Helsch gebroed en menschen-plaagers!
Met uw' aanhang hier beneven,
Zal men loon naar werken geeven."

Ik zal hier geene aanmerkingen bijvoegen als alleen deeze: – waren die Geestlijke Protestanten, ô! met hoe veel genoegen zou men dan dezelve vervolgen, dezelve zouden geene schuilplaats kunnen vinden in de Majorij voor het hol hunner voeten, maar nu, omdat deeze Roomsch [ 136 ]zijn, is het eene misdaad in het oog der Majorijënaars – dan genoeg! – laat mij zwijgen! – !!

Nu wil ik hier weder eenige bijgeloovige zaaken, die in de Majorij onder de Roomschen stand grijpen, laaten volgen:

Als iemand gestorven is, word hij in een schoon hemd gekleed; is het een ongetrouwde, dan zet men, ten teken van den maagdlijken staat, eenen krans van bloemen en groene kruiden op zijn hoofd. De reden hiervan is, omdat men dien dwaazen waan voed, dat de mensch, bij de algemeene verrijzing, in hetzelfde gewaad, waarin hij begraaven is, zal opstaan. Het zou schande weezen, als men onder zóó veele milliöenen lelijk of ongekleed voor den dag kwam. – – Zal 'er dan ook nog hovaardij en sieraad op den jongsten der dagen ten passe komen? zal men zich dan ook nog aan de mode, dien algemeenen tijran, stooren? wat denkt Gij, mijn Vriend! – Zeer zeker zal dit, volgends de wanbegrippen der domme Roomschen, plaats grijpen.

De zoogenoemde St. Lucia is eene Patronesse tegen den Rooden Loop. Voor eenige jaaren woede deeze Ziekte geweldig op sommige Majorijsche Dorpen. Op eene zekere plaats wierd Lucia bijzonder als de Beschermheilige geëerd, en evenwel heerschte "er de Loop. Eene Vrouw van een ander Dorp, waar die Ziekte toen nog niet heerschte, ging uit voorzorg en voorzigtigheid, om toch wel bewaard te weezen, naar de H. Lucia, haalde eenen rooden zijden St. Lucia-draad (dit is het eigenlijk bewaarmiddel), en bragt [ 137 ]tevens die Ziekte (ô! welk eene ongelooflijke kracht zat 'er dus in dien draad!) mede, welke zich zeer schielijk door dat Dorp verspreide, en 'er een zeer groot getal van menschen naar het Graf sleepte. Moest deeze waare gebeurenis niet een sterk tegengift tegen het domme Bijgeloof weezen, want denklijk, zo deeze Vrouw stilletjens ware t'huis gebleeven, was dat Dorp niet door die Ziekte aangetast – maar – het Bijgeloof laat zich door niets afschrikten, nergens door te rug houden.

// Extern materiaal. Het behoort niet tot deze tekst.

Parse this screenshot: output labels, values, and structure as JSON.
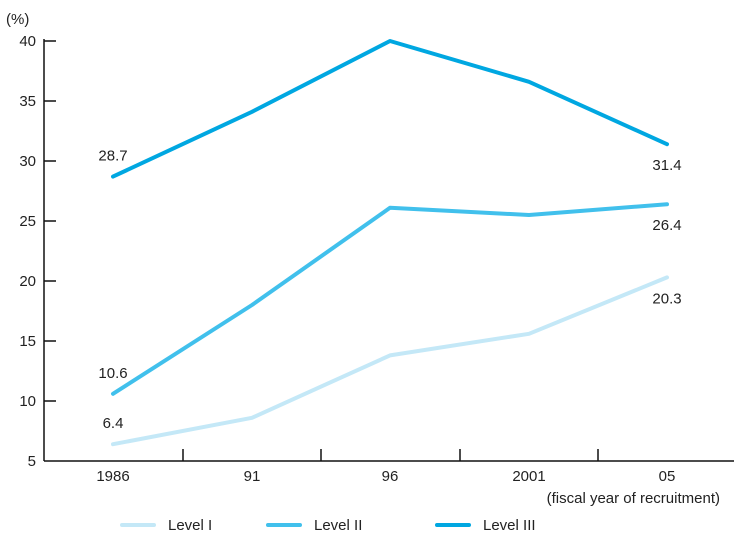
{
  "chart_data": {
    "type": "line",
    "ylabel": "(%)",
    "xlabel": "(fiscal year of recruitment)",
    "categories": [
      "1986",
      "91",
      "96",
      "2001",
      "05"
    ],
    "ylim": [
      5,
      40
    ],
    "yticks": [
      "5",
      "10",
      "15",
      "20",
      "25",
      "30",
      "35",
      "40"
    ],
    "series": [
      {
        "name": "Level I",
        "color": "#c4e8f7",
        "values": [
          6.4,
          8.6,
          13.8,
          15.6,
          20.3
        ]
      },
      {
        "name": "Level II",
        "color": "#41c0ec",
        "values": [
          10.6,
          18.0,
          26.1,
          25.5,
          26.4
        ]
      },
      {
        "name": "Level III",
        "color": "#00a7e1",
        "values": [
          28.7,
          34.1,
          40.0,
          36.6,
          31.4
        ]
      }
    ],
    "data_labels": [
      {
        "series": 0,
        "index": 0,
        "text": "6.4"
      },
      {
        "series": 0,
        "index": 4,
        "text": "20.3"
      },
      {
        "series": 1,
        "index": 0,
        "text": "10.6"
      },
      {
        "series": 1,
        "index": 4,
        "text": "26.4"
      },
      {
        "series": 2,
        "index": 0,
        "text": "28.7"
      },
      {
        "series": 2,
        "index": 4,
        "text": "31.4"
      }
    ],
    "legend_position": "bottom",
    "grid": false
  }
}
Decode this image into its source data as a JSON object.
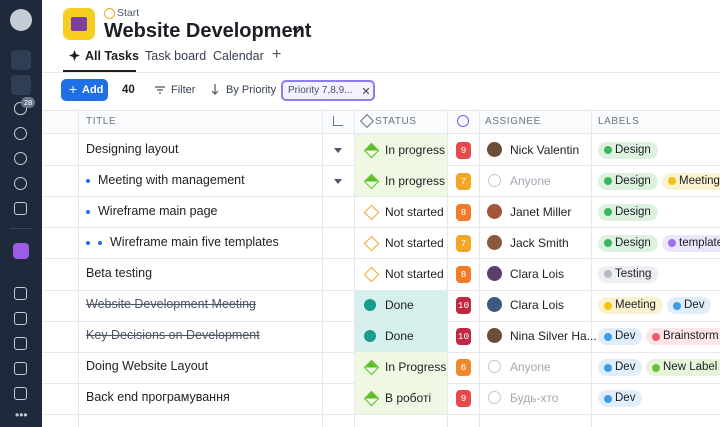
{
  "sidebar": {
    "badge": "28"
  },
  "header": {
    "breadcrumb": "Start",
    "title": "Website Development"
  },
  "tabs": [
    "All Tasks",
    "Task board",
    "Calendar",
    "+"
  ],
  "toolbar": {
    "add": "Add",
    "count": "40",
    "filter": "Filter",
    "sort": "By Priority",
    "chip": "Priority 7,8,9..."
  },
  "table": {
    "columns": [
      "TITLE",
      "STATUS",
      "ASSIGNEE",
      "LABELS"
    ],
    "rows": [
      {
        "title": "Designing layout",
        "indent": 0,
        "expand": true,
        "strike": false,
        "status": {
          "text": "In progress",
          "color": "#5cbf2a",
          "bg": "#eef8e2"
        },
        "priority": {
          "value": 9,
          "color": "#e5484d"
        },
        "assignee": {
          "name": "Nick Valentin",
          "placeholder": false
        },
        "labels": [
          {
            "text": "Design",
            "color": "#3cb55f",
            "bg": "#dcf2df"
          }
        ]
      },
      {
        "title": "Meeting with management",
        "indent": 1,
        "expand": true,
        "strike": false,
        "status": {
          "text": "In progress",
          "color": "#5cbf2a",
          "bg": "#eef8e2"
        },
        "priority": {
          "value": 7,
          "color": "#f5a524"
        },
        "assignee": {
          "name": "Anyone",
          "placeholder": true
        },
        "labels": [
          {
            "text": "Design",
            "color": "#3cb55f",
            "bg": "#dcf2df"
          },
          {
            "text": "Meeting",
            "color": "#f2c40f",
            "bg": "#fbf3cf"
          }
        ]
      },
      {
        "title": "Wireframe main page",
        "indent": 1,
        "expand": false,
        "strike": false,
        "status": {
          "text": "Not started",
          "color": "#f5a524",
          "bg": null
        },
        "priority": {
          "value": 8,
          "color": "#f07b28"
        },
        "assignee": {
          "name": "Janet Miller",
          "placeholder": false
        },
        "labels": [
          {
            "text": "Design",
            "color": "#3cb55f",
            "bg": "#dcf2df"
          }
        ]
      },
      {
        "title": "Wireframe main five templates",
        "indent": 2,
        "expand": false,
        "strike": false,
        "status": {
          "text": "Not started",
          "color": "#f5a524",
          "bg": null
        },
        "priority": {
          "value": 7,
          "color": "#f5a524"
        },
        "assignee": {
          "name": "Jack Smith",
          "placeholder": false
        },
        "labels": [
          {
            "text": "Design",
            "color": "#3cb55f",
            "bg": "#dcf2df"
          },
          {
            "text": "templates",
            "color": "#9b72e8",
            "bg": "#ece6fb"
          }
        ]
      },
      {
        "title": "Beta testing",
        "indent": 0,
        "expand": false,
        "strike": false,
        "status": {
          "text": "Not started",
          "color": "#f5a524",
          "bg": null
        },
        "priority": {
          "value": 8,
          "color": "#f07b28"
        },
        "assignee": {
          "name": "Clara Lois",
          "placeholder": false
        },
        "labels": [
          {
            "text": "Testing",
            "color": "#b5b9c0",
            "bg": "#eceef1"
          }
        ]
      },
      {
        "title": "Website Development Meeting",
        "indent": 0,
        "expand": false,
        "strike": true,
        "status": {
          "text": "Done",
          "color": "#1a9c8c",
          "bg": "#d4efec"
        },
        "priority": {
          "value": 10,
          "color": "#c1273f"
        },
        "assignee": {
          "name": "Clara Lois",
          "placeholder": false
        },
        "labels": [
          {
            "text": "Meeting",
            "color": "#f2c40f",
            "bg": "#fbf3cf"
          },
          {
            "text": "Dev",
            "color": "#3d9be9",
            "bg": "#e0eefc"
          }
        ]
      },
      {
        "title": "Key Decisions on Development",
        "indent": 0,
        "expand": false,
        "strike": true,
        "status": {
          "text": "Done",
          "color": "#1a9c8c",
          "bg": "#d4efec"
        },
        "priority": {
          "value": 10,
          "color": "#c1273f"
        },
        "assignee": {
          "name": "Nina Silver Ha...",
          "placeholder": false
        },
        "labels": [
          {
            "text": "Dev",
            "color": "#3d9be9",
            "bg": "#e0eefc"
          },
          {
            "text": "Brainstorm",
            "color": "#ef5a70",
            "bg": "#fde5e8"
          }
        ]
      },
      {
        "title": "Doing Website Layout",
        "indent": 0,
        "expand": false,
        "strike": false,
        "status": {
          "text": "In Progress",
          "color": "#5cbf2a",
          "bg": "#eef8e2"
        },
        "priority": {
          "value": 6,
          "color": "#f0892b"
        },
        "assignee": {
          "name": "Anyone",
          "placeholder": true
        },
        "labels": [
          {
            "text": "Dev",
            "color": "#3d9be9",
            "bg": "#e0eefc"
          },
          {
            "text": "New Label",
            "color": "#6bbf3a",
            "bg": "#e6f4d9"
          }
        ]
      },
      {
        "title": "Back end програмування",
        "indent": 0,
        "expand": false,
        "strike": false,
        "status": {
          "text": "В роботі",
          "color": "#5cbf2a",
          "bg": "#eef8e2"
        },
        "priority": {
          "value": 9,
          "color": "#e5484d"
        },
        "assignee": {
          "name": "Будь-хто",
          "placeholder": true
        },
        "labels": [
          {
            "text": "Dev",
            "color": "#3d9be9",
            "bg": "#e0eefc"
          }
        ]
      }
    ]
  }
}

Volgends de gedachten der Roomsche Majorijënaars is 'er geen beter middel, om niet van dolle honden gebeeten te worden, dan gewijd brood bij zich te draagen; doch denkt men, dat iemand door eenen dollen hond gebeeten is, dan laat men hem met eenen sleutel, aan St. Hubertus toegewijd, voor het hoofd branden, want het kan op de plaats, waar men gebeeten is, niet baaten, ook trekt de kracht het geheele ligchaam door; het branden met een ander ijzer zou ook niets helpen. Ik heb meer dan eenen hond gezien, dien men met zulken zoogenoemden St. Huberts-sleutel voor den kop gebrand had, dan waren zij altijd bevrijd, om door eenen dollen hond gebeeten te worden, of – zo zij al gebeeten worden, worden zij niet raazend. Veelen, die zich verbeelden door eenen dollen hond (hoe veele honden worden niet voor dolle honden gehouden, die echter nooit dol geweest zijn) gebeeten te zijn, doen Bedevaarten naar St. Huberts-Lil (een Dorp in Luikerland bijzonder aan evengenoemden Heiligen gewijd), [ 138 ]om zich daar te laaten branden; worden zij dan niet dol, gelijk natuurlijk volgen moet, als zij van geenen dollen maar van eenen anderen hond, gelijk zulks bijna altijd het geval is, gebeeten zijn, dan heeft St. Hubertus wonderen verrigt. – Wat dunkt U van dit valsch en onredenlijk Bijgeloof? – Wanneer zal men toch eens in de Majorij aan het gezond Verstand hulde bieden? –

Kollen, spooken, heksen, weerwolven en wat dergelijke zotternijën meer zijn, zijn de schrik der Majorijënaars, gelijk ik U in het voorige jaar geschreeven heb. Deeze vrees woont zóó vast bij elken Roomschgezinden, dat zij nimmer kan uitgeroeid worden; zij word den kinderen met den paplepel ingegeeven, en veele Priesters vuuren, uit snood eigenbelang, dit Bijgeloof aan. Ik heb veelen trachten te overtuigen van de onmooglijkheid der Spooken, zij stemden mij alles toe, en evenwel bleeven zij in hun Bijgeloof – Waarlijk, mijn Vriend! de oude Heidenen bezaten meer gezond Menschen-verstand dan de hedendaagsche Roomsche Majorij-bewooners. Horatius althands spot met zulke zotternijën, zeggende[1]:

Somnia, terrores magicos, miracula, Sagas,
Nocturnos Lemures, portentaque Thessala rides.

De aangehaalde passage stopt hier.